Source ; MIT
Our lives are continually made easier by the devices created for human health. In order to accomplish this, Massachusetts Institute of Technology (MIT) researchers are developing a robotic capsule to finish insulin injections.
Large protein medications typically can’t be taken orally since they can’t pass through our mucus barrier. This means that, as mentioned in the news release, insulin and the majority of other “biologic medications” (drugs consist of proteins or nucleic acids) must be injected or administered in a medical facility, as stated in press release.
The study, which was released on September 28 in Science Robotics, suggests that this recently created weensy pill, known as “RoboCap,” may sound the death knell for injections by spinning & tunnelling through the mucus barrier before reaching the small intestine, where it will allow drugs it is carrying to enter cells lining the intestine.

Source : MIT
Giovanni Traverso, a gastroenterologist at Brigham and Women’s Hospital and the Karl van Tassel Career Development Assistant Professor of Mechanical Engineering at MIT, explains that by displacing the mucus, “We can maximise drug dispersion within a narrow area and improve absorption of both small molecules & macromolecules.”
Overcoming to obstacles
Lead author of the study and inventor of RoboCap is Shriya Srinivasana, a research affiliate at MIT’s Koch Institute for Integrative Cancer Research and a junior fellow at Harvard University.
Similar to how tunnel boring machines drill into rock and soil, Srinivasana suggested creating a safe capsule with a mechanism that can tunnel through mucus.
I believed that we could put the medication directly on the epithelium if we could tunnel through the mucus, she says.
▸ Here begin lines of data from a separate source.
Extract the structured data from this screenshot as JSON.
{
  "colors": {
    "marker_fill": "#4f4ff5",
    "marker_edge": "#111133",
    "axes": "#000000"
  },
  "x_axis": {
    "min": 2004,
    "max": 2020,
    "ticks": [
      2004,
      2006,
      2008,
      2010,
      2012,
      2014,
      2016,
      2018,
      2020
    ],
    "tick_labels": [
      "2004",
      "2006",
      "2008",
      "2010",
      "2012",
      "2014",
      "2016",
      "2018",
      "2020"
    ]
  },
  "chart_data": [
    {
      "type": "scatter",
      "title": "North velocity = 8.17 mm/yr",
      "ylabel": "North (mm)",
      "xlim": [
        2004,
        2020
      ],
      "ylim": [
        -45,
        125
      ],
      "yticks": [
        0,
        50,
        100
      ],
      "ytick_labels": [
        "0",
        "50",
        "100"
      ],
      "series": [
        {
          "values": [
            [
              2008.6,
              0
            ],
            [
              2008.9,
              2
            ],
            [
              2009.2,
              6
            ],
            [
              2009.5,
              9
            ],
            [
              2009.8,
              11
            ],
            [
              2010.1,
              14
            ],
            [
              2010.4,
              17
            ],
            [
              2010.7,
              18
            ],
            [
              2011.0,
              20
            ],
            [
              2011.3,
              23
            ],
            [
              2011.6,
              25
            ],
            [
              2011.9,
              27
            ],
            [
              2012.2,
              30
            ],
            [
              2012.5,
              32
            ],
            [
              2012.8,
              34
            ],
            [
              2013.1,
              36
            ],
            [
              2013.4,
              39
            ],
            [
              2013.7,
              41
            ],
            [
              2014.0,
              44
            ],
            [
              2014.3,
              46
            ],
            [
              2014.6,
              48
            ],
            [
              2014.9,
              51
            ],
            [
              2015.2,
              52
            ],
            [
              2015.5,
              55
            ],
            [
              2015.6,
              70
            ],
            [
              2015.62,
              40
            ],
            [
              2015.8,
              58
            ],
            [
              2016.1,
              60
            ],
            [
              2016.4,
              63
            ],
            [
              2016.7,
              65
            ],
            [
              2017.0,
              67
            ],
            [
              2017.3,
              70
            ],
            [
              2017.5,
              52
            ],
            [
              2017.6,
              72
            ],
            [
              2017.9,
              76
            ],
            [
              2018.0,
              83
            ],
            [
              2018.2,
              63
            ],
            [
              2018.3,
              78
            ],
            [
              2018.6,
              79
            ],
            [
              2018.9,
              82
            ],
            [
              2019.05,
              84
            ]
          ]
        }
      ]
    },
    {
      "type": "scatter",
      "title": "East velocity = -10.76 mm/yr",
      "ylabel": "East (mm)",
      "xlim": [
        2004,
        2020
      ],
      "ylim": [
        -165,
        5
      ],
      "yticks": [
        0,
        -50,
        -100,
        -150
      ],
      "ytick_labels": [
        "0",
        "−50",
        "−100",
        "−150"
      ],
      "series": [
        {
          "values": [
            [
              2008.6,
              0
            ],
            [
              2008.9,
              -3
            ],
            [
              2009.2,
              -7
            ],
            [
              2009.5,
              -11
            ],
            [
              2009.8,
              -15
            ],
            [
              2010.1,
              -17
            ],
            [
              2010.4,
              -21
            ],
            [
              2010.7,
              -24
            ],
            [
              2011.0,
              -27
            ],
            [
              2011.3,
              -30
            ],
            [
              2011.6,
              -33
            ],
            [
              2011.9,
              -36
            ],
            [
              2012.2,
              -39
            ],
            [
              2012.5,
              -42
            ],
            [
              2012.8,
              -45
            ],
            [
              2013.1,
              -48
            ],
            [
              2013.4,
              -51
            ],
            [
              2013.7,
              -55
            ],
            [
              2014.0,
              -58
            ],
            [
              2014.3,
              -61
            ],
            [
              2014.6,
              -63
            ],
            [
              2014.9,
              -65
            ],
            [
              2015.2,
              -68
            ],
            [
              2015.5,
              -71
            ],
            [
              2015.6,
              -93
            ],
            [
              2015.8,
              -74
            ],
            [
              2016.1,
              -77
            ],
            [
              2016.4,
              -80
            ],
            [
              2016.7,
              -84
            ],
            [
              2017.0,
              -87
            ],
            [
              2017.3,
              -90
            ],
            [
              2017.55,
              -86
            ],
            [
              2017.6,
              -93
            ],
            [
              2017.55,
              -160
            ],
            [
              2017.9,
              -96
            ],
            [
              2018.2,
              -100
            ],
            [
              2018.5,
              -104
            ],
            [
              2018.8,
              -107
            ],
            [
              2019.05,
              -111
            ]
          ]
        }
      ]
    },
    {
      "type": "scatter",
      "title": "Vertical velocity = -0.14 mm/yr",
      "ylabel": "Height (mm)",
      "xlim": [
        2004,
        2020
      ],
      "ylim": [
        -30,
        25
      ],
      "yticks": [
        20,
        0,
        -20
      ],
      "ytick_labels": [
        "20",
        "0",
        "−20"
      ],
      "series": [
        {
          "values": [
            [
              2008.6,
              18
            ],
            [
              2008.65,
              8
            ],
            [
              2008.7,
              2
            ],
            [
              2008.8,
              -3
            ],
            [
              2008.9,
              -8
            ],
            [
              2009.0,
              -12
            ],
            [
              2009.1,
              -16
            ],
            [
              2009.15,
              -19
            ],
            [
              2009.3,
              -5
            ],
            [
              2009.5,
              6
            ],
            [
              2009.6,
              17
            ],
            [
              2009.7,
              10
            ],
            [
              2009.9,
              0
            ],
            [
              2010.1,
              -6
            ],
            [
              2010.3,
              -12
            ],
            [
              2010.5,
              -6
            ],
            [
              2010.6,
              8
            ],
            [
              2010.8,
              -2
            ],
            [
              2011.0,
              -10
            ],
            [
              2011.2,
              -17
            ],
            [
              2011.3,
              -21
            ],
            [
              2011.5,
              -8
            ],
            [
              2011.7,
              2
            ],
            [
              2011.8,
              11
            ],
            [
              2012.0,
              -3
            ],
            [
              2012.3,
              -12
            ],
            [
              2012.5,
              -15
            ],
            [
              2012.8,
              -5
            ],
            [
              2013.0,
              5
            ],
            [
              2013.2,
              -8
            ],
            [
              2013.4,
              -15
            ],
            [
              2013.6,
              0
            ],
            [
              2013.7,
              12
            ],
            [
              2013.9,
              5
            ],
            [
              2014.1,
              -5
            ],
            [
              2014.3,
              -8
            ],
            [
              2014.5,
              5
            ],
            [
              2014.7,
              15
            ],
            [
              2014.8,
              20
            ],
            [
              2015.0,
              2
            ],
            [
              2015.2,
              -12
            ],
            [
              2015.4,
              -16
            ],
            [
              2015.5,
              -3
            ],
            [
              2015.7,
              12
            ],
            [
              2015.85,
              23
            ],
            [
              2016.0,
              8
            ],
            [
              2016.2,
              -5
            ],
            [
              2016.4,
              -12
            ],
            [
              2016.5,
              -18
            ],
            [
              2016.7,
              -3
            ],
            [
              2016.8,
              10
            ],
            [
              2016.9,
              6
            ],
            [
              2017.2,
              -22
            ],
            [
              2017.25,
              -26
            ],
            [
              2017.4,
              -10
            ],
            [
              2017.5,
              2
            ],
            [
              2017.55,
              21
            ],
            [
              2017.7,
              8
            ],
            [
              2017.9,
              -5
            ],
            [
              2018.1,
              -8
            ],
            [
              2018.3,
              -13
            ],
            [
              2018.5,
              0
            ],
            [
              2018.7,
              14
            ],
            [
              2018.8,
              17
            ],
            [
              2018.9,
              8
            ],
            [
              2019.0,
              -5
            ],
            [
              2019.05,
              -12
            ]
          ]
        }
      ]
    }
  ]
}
The idea is to ingest the capsule, and the outer layer would dissolve in the digestive tract, revealing all of these features that would begin to churn through the mucus & clear it.
Working principle is eye-popping
The tunnelling characteristics are located in RoboCap’s main body and surface, which is about the size of a multivitamin. The medicinal payload in a small reservoir at one end. The capsule’s gelatin coating can be modified to dissolve at a specific pH level.
When the coating dissolves, a tiny motor inside the RoboCap capsule starts spinning due to the pH change that follows from this process. The capsule is better able to penetrate the mucus and push it aside thanks to this movement. The capsule is also covered in tiny protrusions that act like toothbrush bristles to eliminate mucus.
“What the RoboCap does is transiently disrupt the first mucus barrier and then boost absorption by enhancing local drug dispersion,” Traverso explains.
We can really maximise our ability to create the ideal situation for the medicine to be absorbed by combining all of these elements.
Vancomycin is a strong antibiotic with a long peptide that is used to treat a number of infections, including those affecting orthopaedic implants & skin infections. In trials on animals, the researchers administered insulin or vancomycin.
The researchers also observed that the capsule could deliver 20-40 times more medication than a similar capsule without the tunnelling mechanism. Furthermore, there was no evidence of inflammation or irritation in the digestive tract after the capsule passed through.